Contrordine compagni. Abbandonare Cuba non è più (o non lo sarà, dal prossimo 14 gennaio) un “tradimento” degli ideali rivoluzionari, una “diserzione” dagli obblighi del buon cittadino della patria socialista. Il regime cancella d’un colpo una delle norme che, per cinquant’anni, hanno provocato maggiori sofferenze, generando enorme frustrazione tra la popolazione dell’isola: quella che obbligava chi volesse andare all’estero a chiedere un permesso governativo. Che spesso, troppo spesso veniva negato. Il “no” era d’obbligo per chi fosse in odore di dissidenza e per chi avesse realizzato attività “controrivoluzionarie”. Ma, a completa discrezione delle autorità, poteva colpire chiunque. E comunque, oltre al permesso – chiamato dai cubani “carta blanca” – c’era un altro ostacolo, a volte insormontabile, alla libera circolazione delle persone. Impossibile partire di propria iniziativa: condizione indispensabile per poter lasciare l’isola era (o lo è stato, fino ad oggi) quella di ricevere un invito dall’estero, da parte di un parente, o di un amico. Chi conosca almeno un poco Cuba sa bene come intere generazioni di cittadini si sono dovute ingegnare per ottenere la tanto sospirata “carta de invitación”. Un sogno, che a volte restava tale. E, per chi ci riusciva, un passaporto verso la libertà.

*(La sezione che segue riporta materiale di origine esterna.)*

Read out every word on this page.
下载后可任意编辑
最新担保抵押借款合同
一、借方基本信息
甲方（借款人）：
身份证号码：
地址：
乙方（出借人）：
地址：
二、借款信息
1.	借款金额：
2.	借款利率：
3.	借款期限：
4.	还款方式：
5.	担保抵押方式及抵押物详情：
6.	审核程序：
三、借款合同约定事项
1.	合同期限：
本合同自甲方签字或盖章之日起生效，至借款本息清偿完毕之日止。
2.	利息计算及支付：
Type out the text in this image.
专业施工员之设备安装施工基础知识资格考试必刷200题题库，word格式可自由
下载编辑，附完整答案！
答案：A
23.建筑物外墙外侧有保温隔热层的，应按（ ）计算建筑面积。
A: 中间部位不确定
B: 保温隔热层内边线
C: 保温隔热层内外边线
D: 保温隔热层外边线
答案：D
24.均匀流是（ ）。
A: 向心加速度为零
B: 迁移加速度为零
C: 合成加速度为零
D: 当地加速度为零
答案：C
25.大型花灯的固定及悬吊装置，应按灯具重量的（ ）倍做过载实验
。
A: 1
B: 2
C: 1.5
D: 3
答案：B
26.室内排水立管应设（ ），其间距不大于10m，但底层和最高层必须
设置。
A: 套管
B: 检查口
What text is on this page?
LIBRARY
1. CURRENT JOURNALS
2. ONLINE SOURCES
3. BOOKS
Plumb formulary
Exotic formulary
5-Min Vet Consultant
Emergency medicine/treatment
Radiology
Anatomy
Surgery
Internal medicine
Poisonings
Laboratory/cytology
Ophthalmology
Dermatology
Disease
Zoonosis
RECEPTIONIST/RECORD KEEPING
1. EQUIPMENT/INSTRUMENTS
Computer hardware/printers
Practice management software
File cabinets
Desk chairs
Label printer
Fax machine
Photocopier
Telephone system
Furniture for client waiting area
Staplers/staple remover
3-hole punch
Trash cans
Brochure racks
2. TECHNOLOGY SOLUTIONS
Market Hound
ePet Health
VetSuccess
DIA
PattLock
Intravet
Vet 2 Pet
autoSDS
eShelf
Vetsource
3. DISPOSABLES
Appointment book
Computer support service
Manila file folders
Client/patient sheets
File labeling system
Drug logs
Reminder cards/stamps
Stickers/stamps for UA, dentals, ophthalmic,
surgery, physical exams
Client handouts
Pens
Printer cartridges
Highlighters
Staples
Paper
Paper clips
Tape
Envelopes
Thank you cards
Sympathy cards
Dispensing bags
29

D’ora in poi, per volere del presidente Raúl Castro – impegnato, da quando ha sostituito al potere, nel 2006, il fratello Fidel, in una lenta politica di riforme – sarà invece sufficiente disporre di un passaporto valido, oltre al visto d’ingresso per i paesi di destinazione che lo richiedano. Un’innovazione improntata al buon senso (come alcune di quelle varate negli ultimi anni, tipo la liberalizzazione nella vendita di case e di auto, o la progressiva apertura verso piccole attività di lavoro autonomo). Per il regime, che dal VI congresso del Partito comunista, lo scorso anno, ha scelto di flessibilizzare poco a poco le proprie posizioni in campo economico e sociale, si tratta di “aggiornare il modello socialista”.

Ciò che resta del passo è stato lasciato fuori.